« Comprendre pour ne pas reproduire : c’est tout le sens du Mémorial »

Chargée d’exploitation au Mémorial de Caen, Tyfène Denoyelle aborde la mission du musée normand. Elle explique comment l’institution, à Caen, travaille au quotidien pour rendre accessible la mémoire de la Seconde Guerre mondiale, en repensant régulièrement son parcours.

Tyfène Denoyelle, chargée d’exploitation au Mémorial de Caen, au service de la mémoire et de la transmission de l’histoire.

Comment définiriez-vous la mission du Mémorial de Caen en matière de préservation de la mémoire de la Seconde Guerre mondiale aujourd’hui ?

Transmettre la mémoire et la rendre accessible à tous, c’est notre cœur de mission. On raconte les conflits du XXᵉ siècle avec un focus sur la Seconde Guerre mondiale, la bataille de Normandie et la guerre froide. Le fonds Chauvel, qui rassemble les centaines de milliers de photos, vidéos et notes de terrain rapportées par le grand reporter Patrick Chauvel au fil de ses missions, permet de montrer les conflits à hauteur d’homme. Et nos expositions temporaires, comme celle consacrée à Varian Fry, ce journaliste américain qui a aidé des centaines d’artistes et d’intellectuels à fuir le nazisme, éclairent des figures moins connues.

Quand on entre dans le Mémorial, quelle est la ligne directrice qui structure l’ensemble du parcours de visite ? 

Le comparatif entre histoire et mémoire. L’Histoire s’appuie sur des preuves, elle est objective. La mémoire est subjective, liée aux émotions. Parfois elles se rejoignent, parfois non, et on explique cet écart tout au long du parcours. 

Qu’avez-vous souhaité que le public comprenne en premier durant leur visite ? 

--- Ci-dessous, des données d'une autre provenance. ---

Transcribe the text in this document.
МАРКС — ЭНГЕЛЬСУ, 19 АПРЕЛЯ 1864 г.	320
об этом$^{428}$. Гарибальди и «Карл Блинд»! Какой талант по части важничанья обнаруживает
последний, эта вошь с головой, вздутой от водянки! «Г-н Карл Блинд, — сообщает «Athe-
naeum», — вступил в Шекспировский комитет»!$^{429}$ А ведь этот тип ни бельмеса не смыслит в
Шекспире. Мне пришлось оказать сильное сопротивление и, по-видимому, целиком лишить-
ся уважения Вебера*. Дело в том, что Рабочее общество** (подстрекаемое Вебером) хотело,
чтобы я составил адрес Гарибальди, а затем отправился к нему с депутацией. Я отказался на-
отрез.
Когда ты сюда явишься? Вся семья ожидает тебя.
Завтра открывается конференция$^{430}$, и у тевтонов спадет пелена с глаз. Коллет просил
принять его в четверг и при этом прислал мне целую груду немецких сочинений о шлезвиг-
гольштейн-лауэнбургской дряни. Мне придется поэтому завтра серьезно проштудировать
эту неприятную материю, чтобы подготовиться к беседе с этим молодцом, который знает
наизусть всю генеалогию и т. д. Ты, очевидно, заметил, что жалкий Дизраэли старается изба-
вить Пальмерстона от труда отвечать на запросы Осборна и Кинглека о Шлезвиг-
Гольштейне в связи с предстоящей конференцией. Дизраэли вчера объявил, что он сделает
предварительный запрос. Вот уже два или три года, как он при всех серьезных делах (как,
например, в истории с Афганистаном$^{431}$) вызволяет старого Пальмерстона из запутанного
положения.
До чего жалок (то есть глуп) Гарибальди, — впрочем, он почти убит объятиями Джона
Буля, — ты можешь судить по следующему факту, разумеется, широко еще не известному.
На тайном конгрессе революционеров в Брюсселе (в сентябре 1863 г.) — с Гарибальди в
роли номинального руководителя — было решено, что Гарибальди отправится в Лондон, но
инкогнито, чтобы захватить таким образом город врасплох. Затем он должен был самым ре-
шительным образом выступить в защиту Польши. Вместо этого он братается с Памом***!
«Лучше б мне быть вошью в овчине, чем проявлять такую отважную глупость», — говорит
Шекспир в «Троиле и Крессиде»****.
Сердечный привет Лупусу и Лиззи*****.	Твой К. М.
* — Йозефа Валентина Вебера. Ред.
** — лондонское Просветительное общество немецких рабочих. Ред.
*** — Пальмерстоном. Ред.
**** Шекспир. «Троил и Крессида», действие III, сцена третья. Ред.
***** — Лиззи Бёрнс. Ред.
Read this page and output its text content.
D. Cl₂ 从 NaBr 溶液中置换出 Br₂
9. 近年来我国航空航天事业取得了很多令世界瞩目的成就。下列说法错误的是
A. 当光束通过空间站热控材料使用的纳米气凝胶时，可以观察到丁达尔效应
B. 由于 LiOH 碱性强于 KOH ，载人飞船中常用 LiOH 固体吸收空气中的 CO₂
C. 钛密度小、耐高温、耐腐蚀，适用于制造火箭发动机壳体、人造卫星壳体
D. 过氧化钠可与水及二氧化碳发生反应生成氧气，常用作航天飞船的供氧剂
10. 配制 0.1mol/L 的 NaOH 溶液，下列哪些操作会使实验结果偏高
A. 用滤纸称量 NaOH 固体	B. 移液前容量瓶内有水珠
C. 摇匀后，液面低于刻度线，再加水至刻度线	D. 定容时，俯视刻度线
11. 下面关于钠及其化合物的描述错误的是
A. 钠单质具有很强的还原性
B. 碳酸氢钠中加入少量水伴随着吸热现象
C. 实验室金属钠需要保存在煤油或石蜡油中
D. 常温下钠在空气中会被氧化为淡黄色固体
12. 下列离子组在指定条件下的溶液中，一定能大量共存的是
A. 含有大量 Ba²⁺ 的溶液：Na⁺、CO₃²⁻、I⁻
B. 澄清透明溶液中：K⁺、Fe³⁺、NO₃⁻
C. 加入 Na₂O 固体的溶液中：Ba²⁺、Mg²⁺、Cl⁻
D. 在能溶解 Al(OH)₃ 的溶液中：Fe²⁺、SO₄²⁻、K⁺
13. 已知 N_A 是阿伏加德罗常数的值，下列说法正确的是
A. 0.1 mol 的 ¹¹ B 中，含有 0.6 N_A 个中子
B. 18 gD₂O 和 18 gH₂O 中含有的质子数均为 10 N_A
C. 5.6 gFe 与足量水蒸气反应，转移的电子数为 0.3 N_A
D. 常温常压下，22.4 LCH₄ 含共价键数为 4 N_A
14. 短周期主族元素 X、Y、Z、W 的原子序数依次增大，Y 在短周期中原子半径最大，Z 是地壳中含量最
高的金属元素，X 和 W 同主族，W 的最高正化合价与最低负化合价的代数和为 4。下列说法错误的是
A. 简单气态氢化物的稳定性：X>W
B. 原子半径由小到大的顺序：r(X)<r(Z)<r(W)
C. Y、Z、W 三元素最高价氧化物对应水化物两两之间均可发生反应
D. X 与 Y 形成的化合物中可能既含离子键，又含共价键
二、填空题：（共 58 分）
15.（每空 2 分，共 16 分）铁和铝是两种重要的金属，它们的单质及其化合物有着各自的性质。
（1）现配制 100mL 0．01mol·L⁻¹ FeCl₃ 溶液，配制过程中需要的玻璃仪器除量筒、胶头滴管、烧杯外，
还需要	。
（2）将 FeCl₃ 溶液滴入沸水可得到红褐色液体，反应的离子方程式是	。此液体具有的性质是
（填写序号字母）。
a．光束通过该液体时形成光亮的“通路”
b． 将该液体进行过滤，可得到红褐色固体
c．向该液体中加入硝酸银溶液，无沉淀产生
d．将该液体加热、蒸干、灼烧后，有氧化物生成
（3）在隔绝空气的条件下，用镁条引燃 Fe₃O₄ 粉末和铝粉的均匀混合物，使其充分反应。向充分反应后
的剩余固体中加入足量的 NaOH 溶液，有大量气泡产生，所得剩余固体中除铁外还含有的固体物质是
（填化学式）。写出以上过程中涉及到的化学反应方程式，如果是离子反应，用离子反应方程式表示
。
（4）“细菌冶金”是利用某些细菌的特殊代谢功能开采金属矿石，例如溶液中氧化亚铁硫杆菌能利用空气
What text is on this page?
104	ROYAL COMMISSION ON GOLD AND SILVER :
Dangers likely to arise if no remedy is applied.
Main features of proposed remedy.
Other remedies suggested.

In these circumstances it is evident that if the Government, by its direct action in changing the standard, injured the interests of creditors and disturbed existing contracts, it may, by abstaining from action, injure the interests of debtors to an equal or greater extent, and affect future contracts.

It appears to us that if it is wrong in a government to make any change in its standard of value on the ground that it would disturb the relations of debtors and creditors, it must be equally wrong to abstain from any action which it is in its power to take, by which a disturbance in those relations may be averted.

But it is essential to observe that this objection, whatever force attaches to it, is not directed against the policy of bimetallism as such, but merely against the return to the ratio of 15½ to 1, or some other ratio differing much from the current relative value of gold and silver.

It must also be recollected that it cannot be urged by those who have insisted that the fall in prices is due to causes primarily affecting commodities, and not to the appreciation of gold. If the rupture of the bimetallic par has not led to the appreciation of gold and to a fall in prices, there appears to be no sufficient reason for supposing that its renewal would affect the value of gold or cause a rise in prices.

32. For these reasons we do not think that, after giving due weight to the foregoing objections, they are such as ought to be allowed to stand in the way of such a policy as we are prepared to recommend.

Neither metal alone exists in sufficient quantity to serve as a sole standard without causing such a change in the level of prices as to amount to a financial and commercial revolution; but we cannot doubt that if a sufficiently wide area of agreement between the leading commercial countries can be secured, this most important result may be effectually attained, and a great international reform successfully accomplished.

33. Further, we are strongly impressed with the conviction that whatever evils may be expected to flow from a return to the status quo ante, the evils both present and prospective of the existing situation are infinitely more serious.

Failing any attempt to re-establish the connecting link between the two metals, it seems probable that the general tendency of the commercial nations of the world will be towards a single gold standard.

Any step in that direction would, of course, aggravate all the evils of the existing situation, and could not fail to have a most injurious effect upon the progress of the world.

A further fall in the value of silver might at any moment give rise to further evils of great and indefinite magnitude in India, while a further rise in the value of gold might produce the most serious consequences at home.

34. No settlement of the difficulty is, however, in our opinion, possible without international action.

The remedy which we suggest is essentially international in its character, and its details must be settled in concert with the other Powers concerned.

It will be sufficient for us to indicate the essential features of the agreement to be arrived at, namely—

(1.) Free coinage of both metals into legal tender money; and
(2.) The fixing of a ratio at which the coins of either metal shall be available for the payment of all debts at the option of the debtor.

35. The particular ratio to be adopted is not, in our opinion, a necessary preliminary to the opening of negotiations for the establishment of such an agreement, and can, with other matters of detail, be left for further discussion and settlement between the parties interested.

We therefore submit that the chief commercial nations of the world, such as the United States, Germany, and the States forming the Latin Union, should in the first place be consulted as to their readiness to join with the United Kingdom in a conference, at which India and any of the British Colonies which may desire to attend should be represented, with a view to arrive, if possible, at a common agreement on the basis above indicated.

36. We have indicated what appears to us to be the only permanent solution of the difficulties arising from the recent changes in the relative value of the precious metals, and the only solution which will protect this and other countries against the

Les sources des conflits, pour éviter qu’ils se reproduisent. On veut montrer la complexité des événements et que l’Histoire est faite de choix et de responsabilités. Ces questions résonnent encore aujourd’hui. 

Comment conservez-vous l’équilibre entre les nombreuses facettes de la guerre ? 

On est en perpétuelle évolution. L’espace Shoah, inauguré en avril, a été retravaillé avec des spécialistes comme Tal Bruttmann, historien spécialiste de la Shoah et de l’antisémitisme, auteur de plusieurs ouvrages de référence sur le sujet. On travaille toujours avec un comité scientifique très exigeant.

Comment adaptez-vous la transmission à des publics variés ?

On suit le programme scolaire pour les jeunes. Pour les adultes, on adapte : on insiste sur la bataille d’Angleterre pour le public britannique, sur Omaha pour les Américains. Il faut qu’ils comprennent les origines du conflit. 

Parmi tous les objets exposés, lequel retient votre attention ?

La carte de Churchill, située juste après la reconstitution du tunnel de métro au début du parcours, montre la mondialisation du conflit entre 1940 et 1942. C’est passionnant : tout a un lien en histoire.

Comment décidez-vous des modifications ou des thèmes à approfondir ?

On se base sur le programme scolaire, les avancées de la recherche et les réactions du public. Certaines parties sont trop complexes ou trop rapides : on ajuste la médiation et la scénographie. 

Les objets exposés répondent-ils à des critères précis ?

Oui, ils doivent servir l’explication. Pour la propagande visant les enfants, on montre des objets qui leur étaient destinés. On choisit selon la valeur pédagogique, l’état de conservation et la capacité à raconter une histoire. Un bon objet peut dire plus qu’un long texte.